Late in the Spring I stumbled upon templates and ideas about Visual Rubrics from Greg Kulowiec. If you want to stop reading now and go directly to read more about his work, click here. The idea of visual rubrics immediately inspired me and I began to use them in my final 8 weeks of class just to see if I could use them systematically as the backbone of my growth focused, proficiency based approach in Spanish 3 and Spanish 4 classrooms. Immediate love. And this will certainly be something I build my 2022-2023 school year on.
Last year I made an approach switch to ungrading in Spanish 4—which doesn’t actually mean removing grades but rather unpacking the meaning of grades and focusing more on individual student growth and achievement. If you want to stop and read more about this topic, please read the amazing book Ungrading by Susan Blum or any insights from Alfie Kohn. Within this approach, I wanted the students to focus on their individual growth and development and to focus on the angles or different points of their proficiency. The conversations moved well throughout the year but I wished I had more structure or support in those reflective conversations—or a better direction in helping each individual student set goals.
Enter Visual Rubrics. It was a small change I made as a teacher that yielded dramatic results. I used the same grading information as I had in the past with the same rubric/level markings. But instead of getting back a paper copy or a Google Classroom rubric, students got a Google Sheet.
Here’s a quick summarization of why these were amazing and will become a foundational piece of my school year next year:
- Instead of just seeing a whole score of “16”–students were FORCED to notice the components of the rubric instead of the whole. Try as I did to discuss the individual components of their skill, Gen Z students want info fast and efficient. “A 16? Got it. Moving on.” “A hexagon image? Oooh, what is this?” The extra 15 seconds that my students had to spend studying their score feedback was an impactful win.
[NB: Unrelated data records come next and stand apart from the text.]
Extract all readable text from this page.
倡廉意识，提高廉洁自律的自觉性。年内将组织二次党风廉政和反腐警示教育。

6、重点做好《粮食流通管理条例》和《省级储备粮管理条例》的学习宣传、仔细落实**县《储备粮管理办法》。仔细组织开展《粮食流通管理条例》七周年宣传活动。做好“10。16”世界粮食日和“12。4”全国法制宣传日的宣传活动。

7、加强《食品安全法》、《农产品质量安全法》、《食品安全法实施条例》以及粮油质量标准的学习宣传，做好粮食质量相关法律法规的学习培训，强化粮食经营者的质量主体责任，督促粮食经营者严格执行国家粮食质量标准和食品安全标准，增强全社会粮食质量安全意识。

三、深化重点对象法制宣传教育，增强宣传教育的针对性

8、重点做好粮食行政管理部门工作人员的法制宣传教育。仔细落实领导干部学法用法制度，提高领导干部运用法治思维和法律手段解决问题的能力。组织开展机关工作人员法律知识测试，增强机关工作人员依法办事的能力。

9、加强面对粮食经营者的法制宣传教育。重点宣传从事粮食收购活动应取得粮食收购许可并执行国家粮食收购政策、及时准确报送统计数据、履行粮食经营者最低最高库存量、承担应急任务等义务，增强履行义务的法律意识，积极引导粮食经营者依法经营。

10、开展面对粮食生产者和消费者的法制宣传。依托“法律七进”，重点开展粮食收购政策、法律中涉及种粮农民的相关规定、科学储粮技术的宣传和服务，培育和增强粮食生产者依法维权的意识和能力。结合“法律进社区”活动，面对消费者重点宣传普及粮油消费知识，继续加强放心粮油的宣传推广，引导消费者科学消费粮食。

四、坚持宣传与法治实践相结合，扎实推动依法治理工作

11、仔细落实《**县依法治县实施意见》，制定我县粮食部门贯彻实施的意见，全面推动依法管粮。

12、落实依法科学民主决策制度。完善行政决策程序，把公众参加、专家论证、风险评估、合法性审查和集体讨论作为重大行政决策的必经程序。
- When the geometrical shape of their score was a little wonky (with sunken corners), a weakness and area to improve upon was instantly recognizable. Somehow the feedback students received from the shape was more effective than me writing “you can work on your pronunciation”. And even when things were great, I tried to always make sure there was a higher, outer layer that could be reached so everyone had a stretch goal.
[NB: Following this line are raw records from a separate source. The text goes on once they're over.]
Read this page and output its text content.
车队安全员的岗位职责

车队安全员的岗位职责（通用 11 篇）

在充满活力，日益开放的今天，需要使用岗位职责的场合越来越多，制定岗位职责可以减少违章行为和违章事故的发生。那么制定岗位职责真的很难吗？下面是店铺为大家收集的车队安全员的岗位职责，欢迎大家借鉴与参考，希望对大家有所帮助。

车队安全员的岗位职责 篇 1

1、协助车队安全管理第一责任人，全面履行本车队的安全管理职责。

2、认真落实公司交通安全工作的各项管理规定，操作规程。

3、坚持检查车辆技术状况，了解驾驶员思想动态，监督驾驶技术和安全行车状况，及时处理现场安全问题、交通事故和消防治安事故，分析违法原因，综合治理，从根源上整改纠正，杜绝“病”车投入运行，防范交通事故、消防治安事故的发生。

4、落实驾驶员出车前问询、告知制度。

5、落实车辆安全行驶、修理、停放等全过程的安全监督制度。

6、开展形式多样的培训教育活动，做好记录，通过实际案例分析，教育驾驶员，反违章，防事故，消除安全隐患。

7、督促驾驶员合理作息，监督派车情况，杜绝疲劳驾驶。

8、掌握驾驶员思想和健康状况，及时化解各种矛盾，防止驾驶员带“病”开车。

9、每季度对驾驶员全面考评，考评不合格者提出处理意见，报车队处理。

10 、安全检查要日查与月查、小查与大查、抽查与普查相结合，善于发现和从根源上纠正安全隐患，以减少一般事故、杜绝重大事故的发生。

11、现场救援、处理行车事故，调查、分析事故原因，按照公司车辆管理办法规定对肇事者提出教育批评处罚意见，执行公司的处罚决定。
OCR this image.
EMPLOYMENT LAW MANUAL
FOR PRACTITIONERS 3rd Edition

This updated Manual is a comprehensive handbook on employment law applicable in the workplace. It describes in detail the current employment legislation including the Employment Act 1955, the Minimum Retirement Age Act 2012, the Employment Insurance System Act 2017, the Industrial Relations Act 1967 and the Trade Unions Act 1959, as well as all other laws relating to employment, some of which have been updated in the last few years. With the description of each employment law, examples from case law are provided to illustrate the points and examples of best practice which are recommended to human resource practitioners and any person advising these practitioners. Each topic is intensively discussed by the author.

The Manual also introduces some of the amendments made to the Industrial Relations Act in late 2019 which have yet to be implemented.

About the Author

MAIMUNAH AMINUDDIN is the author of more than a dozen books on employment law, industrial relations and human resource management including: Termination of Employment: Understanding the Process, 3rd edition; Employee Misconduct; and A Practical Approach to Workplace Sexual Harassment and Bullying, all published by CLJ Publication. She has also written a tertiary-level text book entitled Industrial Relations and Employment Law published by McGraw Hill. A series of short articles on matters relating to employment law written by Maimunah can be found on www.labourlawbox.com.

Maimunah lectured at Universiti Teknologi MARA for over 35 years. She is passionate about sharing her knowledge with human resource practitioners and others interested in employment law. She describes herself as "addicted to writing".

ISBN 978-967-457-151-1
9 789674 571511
- The visual rubric is most effective when there are multiple attempts layered overtop of each other so that you can see growth and improvement. This means that I had to structure opportunities to layer and improve throughout the Unit. Sometimes this looked like pre-assessment, mid-Unit performance, end of the unit assessment. The important piece for me was to get a baseline and have the students focus on improving their corners (aka proficiency).
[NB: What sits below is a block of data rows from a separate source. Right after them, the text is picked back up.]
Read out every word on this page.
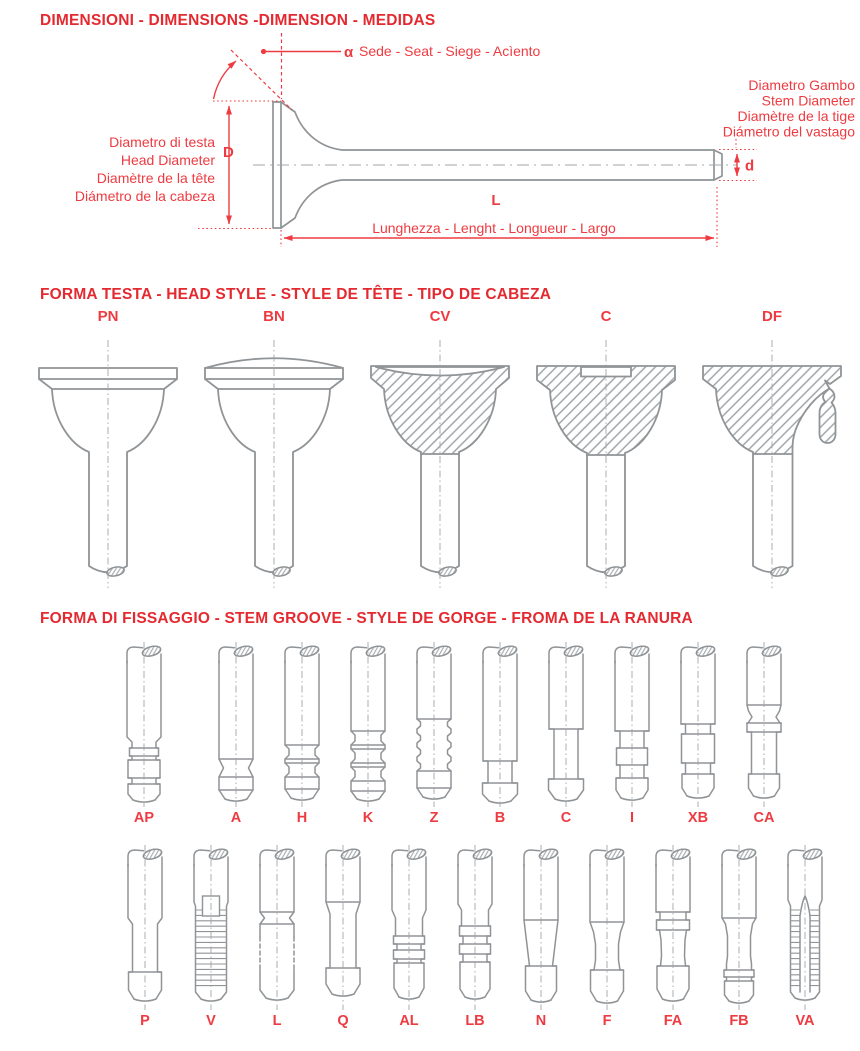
DIMENSIONI - DIMENSIONS -DIMENSION - MEDIDAS
α Sede - Seat - Siege - Acìento
Diametro di testa
Head Diameter
Diamètre de la tête
Diámetro de la cabeza
D
Diametro Gambo
Stem Diameter
Diamètre de la tige
Diámetro del vastago
d
L
Lunghezza - Lenght - Longueur - Largo
FORMA TESTA - HEAD STYLE - STYLE DE TÊTE - TIPO DE CABEZA
PN	BN	CV	C	DF
FORMA DI FISSAGGIO - STEM GROOVE - STYLE DE GORGE - FROMA DE LA RANURA
AP	A	H	K	Z	B	C	I	XB	CA
P	V	L	Q	AL	LB	N	F	FA	FB	VA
- Because the students became focused on improving their wonky corners and leveling up, the rubric stopped becoming a judicial tool but a scaffolded guide on HOW TO level up. Students had to use the rubric and examine their skills to see how they could attain a higher number to stretch out that corner.
- I had to do some revision to rubrics to make them more instructional than punitive because they all of a sudden had more meaning. And I had to provide specific tools and practice that addressed the criteria in my rubric. Suddenly I had a framework and a guide to help me deliver targeted feedback! “You want to get a 4 in clarity—here’s what that looks like and how you can do it:”
I very much enjoyed my quick 8 week trial with thinking about how these could be used. I promise you that I witnessed quick success. Interesting note: I loved Greg’s “Glow and Grow” type rubric and used that for some writing assessments in Spanish 4. I felt that it gave me the opportunity to provide very specific feedback about the different skills. It took a long time to fill that in for each student—-but I felt that it was super valuable feedback. I was pressed for time with Spanish 3 and instead of doing the individual feedback rubric for each student I just input their rubric scores (5-4-3-2-1). And you know what? Spanish 3 absorbed just as much feedback if not more than the students that got the (possibly) overwhelming specific feedback rubric. One Spanish 4 student loving told me TLDR (Too Long, Didn’t Read) because “it’s just a lot of words. I don’t have time to read that”. Another Spanish 4 student that DID read it got SO caught up on the minutiae of my feedback and only focused on a few explicit things I mentioned. In contrast, the majority of the Spanish 3 students looked at their numbers, the rubric, made connections and asked questions and honestly learned so much more from the feedback than Spanish 4. So I recommend the time-saving visual rubrics!